Malvertising has found its way into Bing’s chatbot/search engine. Cybersecurity researchers at Malwarebytes recently observed a malicious ad being served as part of the Chat GPTAI-powered response to a search query.
Malvertising is a simple practice: hackers try to trick ad networks into serving ads that look legitimate but are actually malicious. It is a game of impersonation, where the advertisements, the sites they link to and the content provided there appear as something they are not (usually they are software, streaming services or tools related to cryptocurrency).
Until now, malvertising has been seen on the usual search engines, Google, Bing, etc., despite the companies making gigantic efforts to keep their search results clean, for obvious reasons. However, the rise of Chat-GPT – especially since its integration into Bing – has changed things.
New dog, old tricks
Microsoft integrated Chat-GPT into Bing earlier this year and even started monetizing it a few months ago, much in the same way other search engines monetized their digital real estate. When a user types a search query, they get a result, combined with a few sponsored links (where it was clearly stated as sponsored). Bing, in all its AI-powered glory, is no different.

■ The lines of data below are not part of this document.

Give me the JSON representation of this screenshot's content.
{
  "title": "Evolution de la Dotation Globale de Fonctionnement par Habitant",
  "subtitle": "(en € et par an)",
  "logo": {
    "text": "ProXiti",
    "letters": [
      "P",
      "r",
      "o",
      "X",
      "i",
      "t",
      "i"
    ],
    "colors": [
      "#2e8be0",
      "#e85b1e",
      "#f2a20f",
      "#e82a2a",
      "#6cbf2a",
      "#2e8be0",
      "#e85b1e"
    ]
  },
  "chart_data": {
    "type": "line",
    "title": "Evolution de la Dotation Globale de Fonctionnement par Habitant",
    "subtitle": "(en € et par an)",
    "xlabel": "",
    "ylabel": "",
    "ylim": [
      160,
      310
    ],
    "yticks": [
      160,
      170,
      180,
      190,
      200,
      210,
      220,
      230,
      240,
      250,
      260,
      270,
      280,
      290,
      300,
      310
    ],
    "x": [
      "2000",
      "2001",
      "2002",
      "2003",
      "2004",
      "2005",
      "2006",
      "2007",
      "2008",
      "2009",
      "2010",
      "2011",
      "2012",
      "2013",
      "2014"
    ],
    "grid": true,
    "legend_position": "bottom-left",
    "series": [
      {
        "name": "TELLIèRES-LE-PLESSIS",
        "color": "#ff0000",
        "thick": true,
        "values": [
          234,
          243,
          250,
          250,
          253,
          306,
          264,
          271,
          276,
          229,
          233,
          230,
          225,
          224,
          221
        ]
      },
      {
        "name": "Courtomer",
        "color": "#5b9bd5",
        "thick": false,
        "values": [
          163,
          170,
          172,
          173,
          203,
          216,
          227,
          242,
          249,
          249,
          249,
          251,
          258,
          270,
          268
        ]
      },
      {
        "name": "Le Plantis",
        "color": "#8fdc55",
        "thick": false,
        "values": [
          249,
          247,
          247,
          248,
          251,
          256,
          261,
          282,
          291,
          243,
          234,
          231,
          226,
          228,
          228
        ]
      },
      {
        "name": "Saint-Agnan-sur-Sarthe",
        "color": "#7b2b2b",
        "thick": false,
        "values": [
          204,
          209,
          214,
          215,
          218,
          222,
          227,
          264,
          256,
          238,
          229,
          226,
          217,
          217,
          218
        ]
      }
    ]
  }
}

In this particular case, when Malwarebytes researchers asked Bing for the Advanced IP Scanner tool, they were given a link that ultimately redirected them to “advenced-ip-scanner(.)com” (note the “e” instead of the “a”), where victims would download an installer. The purpose of that installer was to retrieve the ultimate payload, but it appears to no longer exist as the researchers were unable to obtain the actual malware.
“Threat actors continue to use search ads to redirect users to malicious sites hosting malware,” the researchers warned. “While Bing Chat is a different search experience, it will serve some of the same ads as a traditional Bing search.”